Key statistics for Q2 2023Trends among returning customers:
    • With interest rates fixed or capped at the point of withdrawal for products which meet Equity Release Council standards, the number of drawdown customers making new withdrawals from existing loans rose marginally by 1% in Q2 2023 compared to Q1 2023.
    • However, the number of returning drawdown customers fell by 16% compared with Q2 2022, from 9,305 to 7,817.
    • Returning customers reduced their borrowing in Q2 compared to the previous quarter with the average returning drawdown customer taking £12,468 from their agreed reserves. This was 7% less than Q1 2023, and 8% less than in Q2 2022 when the average drawdown was £13,506.
    • The number of further advances (loan extensions) agreed on existing plans increased on the previous quarter, up 15% from 2,193 in Q1 2023 to 2,529 in Q2 2023. This is also a 19% rise compared to a year ago.
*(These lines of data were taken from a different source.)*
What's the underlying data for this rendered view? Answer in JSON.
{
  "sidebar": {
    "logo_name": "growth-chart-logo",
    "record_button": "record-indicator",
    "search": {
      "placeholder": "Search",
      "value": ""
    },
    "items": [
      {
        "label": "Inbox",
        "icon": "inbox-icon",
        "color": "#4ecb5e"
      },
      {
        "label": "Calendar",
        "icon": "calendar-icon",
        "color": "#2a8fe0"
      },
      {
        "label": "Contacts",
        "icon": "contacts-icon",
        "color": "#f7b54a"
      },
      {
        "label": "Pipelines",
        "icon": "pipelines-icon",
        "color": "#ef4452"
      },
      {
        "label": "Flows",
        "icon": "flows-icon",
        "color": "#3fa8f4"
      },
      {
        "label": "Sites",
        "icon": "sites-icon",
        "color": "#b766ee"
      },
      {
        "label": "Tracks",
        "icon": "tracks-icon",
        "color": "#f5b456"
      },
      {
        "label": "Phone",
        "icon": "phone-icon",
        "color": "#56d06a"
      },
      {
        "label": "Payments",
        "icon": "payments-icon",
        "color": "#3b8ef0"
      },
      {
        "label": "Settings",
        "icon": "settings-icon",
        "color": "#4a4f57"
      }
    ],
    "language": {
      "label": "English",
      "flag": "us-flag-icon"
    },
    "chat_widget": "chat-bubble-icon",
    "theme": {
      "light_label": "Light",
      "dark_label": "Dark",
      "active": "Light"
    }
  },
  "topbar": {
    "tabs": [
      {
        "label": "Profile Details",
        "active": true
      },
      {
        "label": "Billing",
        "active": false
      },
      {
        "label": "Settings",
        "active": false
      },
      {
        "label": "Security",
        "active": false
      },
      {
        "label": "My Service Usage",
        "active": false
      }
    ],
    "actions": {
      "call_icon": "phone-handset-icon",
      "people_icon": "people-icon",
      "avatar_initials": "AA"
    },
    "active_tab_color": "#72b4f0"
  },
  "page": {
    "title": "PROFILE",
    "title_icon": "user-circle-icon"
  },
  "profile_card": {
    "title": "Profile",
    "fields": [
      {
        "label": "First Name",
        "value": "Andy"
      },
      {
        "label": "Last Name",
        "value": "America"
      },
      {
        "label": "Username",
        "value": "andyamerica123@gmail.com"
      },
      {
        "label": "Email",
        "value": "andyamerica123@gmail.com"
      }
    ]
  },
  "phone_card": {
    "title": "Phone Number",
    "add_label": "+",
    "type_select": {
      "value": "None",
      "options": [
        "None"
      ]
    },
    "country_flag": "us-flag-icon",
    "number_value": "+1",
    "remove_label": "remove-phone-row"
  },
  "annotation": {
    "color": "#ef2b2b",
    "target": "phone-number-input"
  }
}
This may be a sign of historic customers needing more funds in the current climate and finding their available equity has grown following recent house price gains.

Details of equity release products and pricing for Q2 are available via the Spring 2023 Market Report

David Burrowes, Chair of the Equity Release Council, comments: 

“Higher interest rates have inevitably had a significant impact on the demand for lifetime mortgages like other mortgages, but the gap between residential and lifetime mortgage rates has narrowed over the last year. 

“Equity release remains competitive and has lost none of the extra protections that have been added in recent years.

“Innovations in equity release can come into their own in a higher rate environment, with drawdowns allowing customers to take what they need in the short-term and make extra withdrawals in future if their circumstances change and interest rates fall.

“Optional repayments also give people freedom to keep their borrowing under control by limiting the effect of compound interest.

“The socio-economic factors for releasing equity remain.

“People are living longer, they are not saving enough for retirement and they want to help themselves and their loved ones to live more comfortable lives.

“We have seen steady growth in new customer activity in Q2, with June the busiest month of the year so far.

“While it is too early to call this as the start of the recovery, there is cause for cautious optimism and we remain confident in the strength of the market.

“Financial and legal advice remain vitally important to help customers understand their options.

“Equity release products are crucial in helping to meet current needs and avoid a later life lending drought, with higher interest rates and affordability tests making capital repayment or interest-only options harder for older borrowers to access.”